3:25 am on Sep 1, 2009 (gmt 0)

WebmasterWorld Senior Member 10+ Year Member



I don't think you can read pages with file_get_contents those are for files you can access locally. However you could use curl. Something like this.
$url = "www.example.com"
$ch = curl_init();
curl_setopt($ch, CURLOPT_URL, $url);
curl_setopt($ch, CURLOPT_RETURNTRANSFER,1);
$html=curl_exec($ch);
echo($html);

rocknbil

6:17 pm on Sep 1, 2009 (gmt 0)

WebmasterWorld Senior Member 10+ Year Member



It appears from the file_get_contents() documentation you can indeed get a remote file, but I agree, curl would be a better option. It's better because you can post data to a location, as if you'd gone to the site and submitted the form manually, then slurp up the results.

However, the 403 error you are getting may be unavoidable and it may still be there using curl. For those unaware, 403 is forbidden [w3.org], and they *probably* have tools in place to stop you from scraping results unless you are actually on the site.

Essentially, whether you know it or not, you are stealing content from another site, and we all know where that leads . . .

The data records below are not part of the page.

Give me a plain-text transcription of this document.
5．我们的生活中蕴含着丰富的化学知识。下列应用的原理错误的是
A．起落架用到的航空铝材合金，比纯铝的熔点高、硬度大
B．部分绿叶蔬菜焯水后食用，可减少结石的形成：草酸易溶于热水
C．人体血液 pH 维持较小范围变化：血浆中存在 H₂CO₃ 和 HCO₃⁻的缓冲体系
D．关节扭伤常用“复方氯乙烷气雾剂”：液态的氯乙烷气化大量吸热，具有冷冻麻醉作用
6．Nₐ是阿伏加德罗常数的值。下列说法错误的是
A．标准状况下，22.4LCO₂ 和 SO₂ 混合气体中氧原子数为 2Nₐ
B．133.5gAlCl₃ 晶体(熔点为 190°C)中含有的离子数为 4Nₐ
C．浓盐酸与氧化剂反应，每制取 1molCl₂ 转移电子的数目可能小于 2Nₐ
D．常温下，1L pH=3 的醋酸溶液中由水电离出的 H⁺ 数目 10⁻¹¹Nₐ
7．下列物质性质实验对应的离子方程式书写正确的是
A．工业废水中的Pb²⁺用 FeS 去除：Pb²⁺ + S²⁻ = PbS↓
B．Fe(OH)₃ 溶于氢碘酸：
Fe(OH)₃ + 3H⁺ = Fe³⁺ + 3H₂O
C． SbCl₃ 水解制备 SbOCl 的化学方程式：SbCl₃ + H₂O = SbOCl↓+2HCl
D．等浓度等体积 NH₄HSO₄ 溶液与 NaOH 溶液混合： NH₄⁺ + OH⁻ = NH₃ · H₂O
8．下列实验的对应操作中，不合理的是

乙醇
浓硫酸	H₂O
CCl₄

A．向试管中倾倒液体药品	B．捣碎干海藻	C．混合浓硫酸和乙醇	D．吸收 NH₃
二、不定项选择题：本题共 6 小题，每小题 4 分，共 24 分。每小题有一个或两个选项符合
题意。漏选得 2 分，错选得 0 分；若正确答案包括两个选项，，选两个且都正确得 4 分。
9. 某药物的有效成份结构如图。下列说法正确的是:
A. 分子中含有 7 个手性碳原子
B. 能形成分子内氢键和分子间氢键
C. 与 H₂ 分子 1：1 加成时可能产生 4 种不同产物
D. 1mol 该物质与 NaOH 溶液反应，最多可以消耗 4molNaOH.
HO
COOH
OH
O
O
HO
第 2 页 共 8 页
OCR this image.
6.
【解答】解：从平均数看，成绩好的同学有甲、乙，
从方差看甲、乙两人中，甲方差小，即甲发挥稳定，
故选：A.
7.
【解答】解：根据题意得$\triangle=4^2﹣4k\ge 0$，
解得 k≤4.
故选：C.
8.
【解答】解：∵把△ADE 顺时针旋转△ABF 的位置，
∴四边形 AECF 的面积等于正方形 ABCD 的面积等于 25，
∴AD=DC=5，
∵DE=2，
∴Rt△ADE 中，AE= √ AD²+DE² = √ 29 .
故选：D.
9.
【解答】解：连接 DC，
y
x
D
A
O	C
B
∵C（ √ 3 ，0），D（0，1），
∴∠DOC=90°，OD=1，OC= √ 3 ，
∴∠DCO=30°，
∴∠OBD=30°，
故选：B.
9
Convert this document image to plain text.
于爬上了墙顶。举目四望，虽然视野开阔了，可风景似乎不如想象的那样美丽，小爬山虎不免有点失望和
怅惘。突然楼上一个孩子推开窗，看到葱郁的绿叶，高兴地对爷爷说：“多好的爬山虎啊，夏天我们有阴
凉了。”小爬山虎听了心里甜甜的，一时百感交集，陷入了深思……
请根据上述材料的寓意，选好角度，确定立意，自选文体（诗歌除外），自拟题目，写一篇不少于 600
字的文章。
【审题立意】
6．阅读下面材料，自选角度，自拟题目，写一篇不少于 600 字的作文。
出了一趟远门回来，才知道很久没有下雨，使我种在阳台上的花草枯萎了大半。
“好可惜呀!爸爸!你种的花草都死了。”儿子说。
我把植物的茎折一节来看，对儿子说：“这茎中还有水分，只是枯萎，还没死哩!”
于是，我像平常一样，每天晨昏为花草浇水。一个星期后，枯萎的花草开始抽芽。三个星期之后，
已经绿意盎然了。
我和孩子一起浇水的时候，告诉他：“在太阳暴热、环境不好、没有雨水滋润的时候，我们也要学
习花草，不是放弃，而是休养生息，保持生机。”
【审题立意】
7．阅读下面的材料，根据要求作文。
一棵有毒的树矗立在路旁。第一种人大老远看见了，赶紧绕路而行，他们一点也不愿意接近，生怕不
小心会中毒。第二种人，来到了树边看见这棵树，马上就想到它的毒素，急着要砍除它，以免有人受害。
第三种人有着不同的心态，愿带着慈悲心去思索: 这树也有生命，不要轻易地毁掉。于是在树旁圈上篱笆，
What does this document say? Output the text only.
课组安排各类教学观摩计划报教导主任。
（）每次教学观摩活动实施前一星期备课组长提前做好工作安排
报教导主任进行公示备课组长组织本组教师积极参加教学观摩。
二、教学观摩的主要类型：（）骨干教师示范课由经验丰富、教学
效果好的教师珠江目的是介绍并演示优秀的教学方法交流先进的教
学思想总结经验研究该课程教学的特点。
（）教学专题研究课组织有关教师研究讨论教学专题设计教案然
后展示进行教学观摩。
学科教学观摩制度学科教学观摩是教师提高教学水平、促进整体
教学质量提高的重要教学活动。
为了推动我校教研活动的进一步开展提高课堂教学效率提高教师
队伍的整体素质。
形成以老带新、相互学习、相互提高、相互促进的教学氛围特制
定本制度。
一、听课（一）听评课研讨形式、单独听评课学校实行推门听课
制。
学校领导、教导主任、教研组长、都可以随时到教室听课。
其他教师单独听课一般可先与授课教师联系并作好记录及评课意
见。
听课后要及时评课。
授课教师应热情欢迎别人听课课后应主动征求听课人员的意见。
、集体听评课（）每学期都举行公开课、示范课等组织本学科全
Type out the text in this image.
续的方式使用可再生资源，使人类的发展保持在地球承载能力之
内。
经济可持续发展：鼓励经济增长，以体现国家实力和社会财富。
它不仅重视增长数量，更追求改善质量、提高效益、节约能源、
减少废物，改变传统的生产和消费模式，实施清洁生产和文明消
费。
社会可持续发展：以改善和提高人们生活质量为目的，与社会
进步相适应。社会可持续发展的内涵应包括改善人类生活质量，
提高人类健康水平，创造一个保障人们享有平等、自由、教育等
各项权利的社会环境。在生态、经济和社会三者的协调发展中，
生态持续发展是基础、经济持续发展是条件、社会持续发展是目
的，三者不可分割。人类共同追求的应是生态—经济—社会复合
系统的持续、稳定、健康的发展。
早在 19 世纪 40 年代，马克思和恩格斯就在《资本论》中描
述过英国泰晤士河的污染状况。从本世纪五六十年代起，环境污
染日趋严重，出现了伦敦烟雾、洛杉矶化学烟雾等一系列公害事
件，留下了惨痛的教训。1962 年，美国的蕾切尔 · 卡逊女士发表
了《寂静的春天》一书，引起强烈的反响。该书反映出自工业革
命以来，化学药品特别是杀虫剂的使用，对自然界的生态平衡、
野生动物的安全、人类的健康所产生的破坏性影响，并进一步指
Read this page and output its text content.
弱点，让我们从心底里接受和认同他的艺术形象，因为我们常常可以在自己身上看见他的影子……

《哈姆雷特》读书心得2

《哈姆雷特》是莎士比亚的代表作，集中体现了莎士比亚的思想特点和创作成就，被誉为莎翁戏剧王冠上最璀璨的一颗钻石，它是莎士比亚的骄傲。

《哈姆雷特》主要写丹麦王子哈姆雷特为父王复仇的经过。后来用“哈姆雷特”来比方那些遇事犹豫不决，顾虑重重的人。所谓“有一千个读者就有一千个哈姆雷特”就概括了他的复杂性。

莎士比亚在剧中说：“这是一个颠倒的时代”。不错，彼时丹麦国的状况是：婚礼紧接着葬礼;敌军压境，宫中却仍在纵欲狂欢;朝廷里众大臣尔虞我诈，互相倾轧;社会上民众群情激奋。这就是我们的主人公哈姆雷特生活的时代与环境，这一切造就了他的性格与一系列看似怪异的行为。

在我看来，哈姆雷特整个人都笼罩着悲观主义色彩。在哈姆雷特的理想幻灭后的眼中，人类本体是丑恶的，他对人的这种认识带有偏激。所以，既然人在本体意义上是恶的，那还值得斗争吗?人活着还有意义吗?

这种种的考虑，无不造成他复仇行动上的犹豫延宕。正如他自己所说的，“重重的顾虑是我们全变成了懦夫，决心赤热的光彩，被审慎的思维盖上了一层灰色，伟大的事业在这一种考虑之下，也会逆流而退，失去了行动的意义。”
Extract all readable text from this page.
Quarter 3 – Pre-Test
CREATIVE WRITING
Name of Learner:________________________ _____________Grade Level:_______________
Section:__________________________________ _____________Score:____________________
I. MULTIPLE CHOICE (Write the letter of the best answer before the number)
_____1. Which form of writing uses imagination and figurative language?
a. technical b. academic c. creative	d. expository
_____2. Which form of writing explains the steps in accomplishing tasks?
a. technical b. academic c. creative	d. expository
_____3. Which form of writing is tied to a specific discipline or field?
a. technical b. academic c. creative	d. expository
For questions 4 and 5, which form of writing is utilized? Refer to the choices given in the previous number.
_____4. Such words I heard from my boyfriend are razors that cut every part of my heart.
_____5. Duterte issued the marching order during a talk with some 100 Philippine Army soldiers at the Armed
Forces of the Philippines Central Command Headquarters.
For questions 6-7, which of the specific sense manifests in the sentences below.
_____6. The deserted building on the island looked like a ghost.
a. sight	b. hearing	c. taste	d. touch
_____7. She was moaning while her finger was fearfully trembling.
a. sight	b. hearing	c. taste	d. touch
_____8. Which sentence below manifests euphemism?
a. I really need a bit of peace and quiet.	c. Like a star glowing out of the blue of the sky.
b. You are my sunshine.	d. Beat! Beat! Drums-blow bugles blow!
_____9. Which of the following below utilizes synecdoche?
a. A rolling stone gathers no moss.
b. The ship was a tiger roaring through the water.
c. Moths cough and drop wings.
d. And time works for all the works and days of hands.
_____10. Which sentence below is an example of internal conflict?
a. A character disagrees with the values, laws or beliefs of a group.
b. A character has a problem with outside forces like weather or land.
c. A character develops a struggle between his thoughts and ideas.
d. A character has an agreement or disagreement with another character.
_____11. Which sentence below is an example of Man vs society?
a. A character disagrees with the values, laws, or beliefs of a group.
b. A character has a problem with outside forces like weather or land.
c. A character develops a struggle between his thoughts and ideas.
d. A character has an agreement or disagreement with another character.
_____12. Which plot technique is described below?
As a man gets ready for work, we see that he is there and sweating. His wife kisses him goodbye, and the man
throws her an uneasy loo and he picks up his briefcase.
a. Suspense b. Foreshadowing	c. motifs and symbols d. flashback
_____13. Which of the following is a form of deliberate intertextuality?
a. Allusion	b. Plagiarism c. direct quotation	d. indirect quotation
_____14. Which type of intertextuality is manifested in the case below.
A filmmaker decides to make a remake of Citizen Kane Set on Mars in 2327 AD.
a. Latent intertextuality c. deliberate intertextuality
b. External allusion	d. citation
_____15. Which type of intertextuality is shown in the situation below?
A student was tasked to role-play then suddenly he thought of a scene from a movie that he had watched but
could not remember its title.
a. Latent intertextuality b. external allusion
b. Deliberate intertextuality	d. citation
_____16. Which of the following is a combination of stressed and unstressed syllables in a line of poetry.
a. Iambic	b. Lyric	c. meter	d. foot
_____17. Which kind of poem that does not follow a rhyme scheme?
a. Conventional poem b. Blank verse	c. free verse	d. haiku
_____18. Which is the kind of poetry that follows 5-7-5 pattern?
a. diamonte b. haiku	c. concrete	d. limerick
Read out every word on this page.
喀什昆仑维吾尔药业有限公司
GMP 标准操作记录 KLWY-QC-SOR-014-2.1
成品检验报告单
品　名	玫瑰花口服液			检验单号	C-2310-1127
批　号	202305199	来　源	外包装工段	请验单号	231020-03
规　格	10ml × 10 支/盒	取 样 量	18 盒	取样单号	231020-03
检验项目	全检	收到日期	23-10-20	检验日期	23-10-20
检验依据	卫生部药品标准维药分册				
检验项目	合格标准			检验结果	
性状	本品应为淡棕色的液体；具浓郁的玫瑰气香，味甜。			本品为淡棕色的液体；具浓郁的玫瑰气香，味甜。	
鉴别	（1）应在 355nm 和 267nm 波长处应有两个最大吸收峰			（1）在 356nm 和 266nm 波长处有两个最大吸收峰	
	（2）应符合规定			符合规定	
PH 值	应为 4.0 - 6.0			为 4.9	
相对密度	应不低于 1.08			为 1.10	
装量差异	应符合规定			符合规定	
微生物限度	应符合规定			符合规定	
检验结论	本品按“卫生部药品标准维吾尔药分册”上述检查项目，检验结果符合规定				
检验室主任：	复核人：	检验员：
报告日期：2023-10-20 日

If this turns out to be the case, just link to the site: "Translate this page" and you're done.

StoutFiles

6:22 pm on Sep 1, 2009 (gmt 0)

WebmasterWorld Senior Member 10+ Year Member



I figured out how to use file_get_contents() to get the scrape of a translation; however, for babelfish there is a catch. If they see that example.com is trying to scrape the translation for any pages on example.com, they will redirect to the frames page.

londrum

6:28 pm on Sep 1, 2009 (gmt 0)

WebmasterWorld Senior Member 10+ Year Member Top Contributors Of The Month



just do it locally, and run the file through your home computer rather than through your website.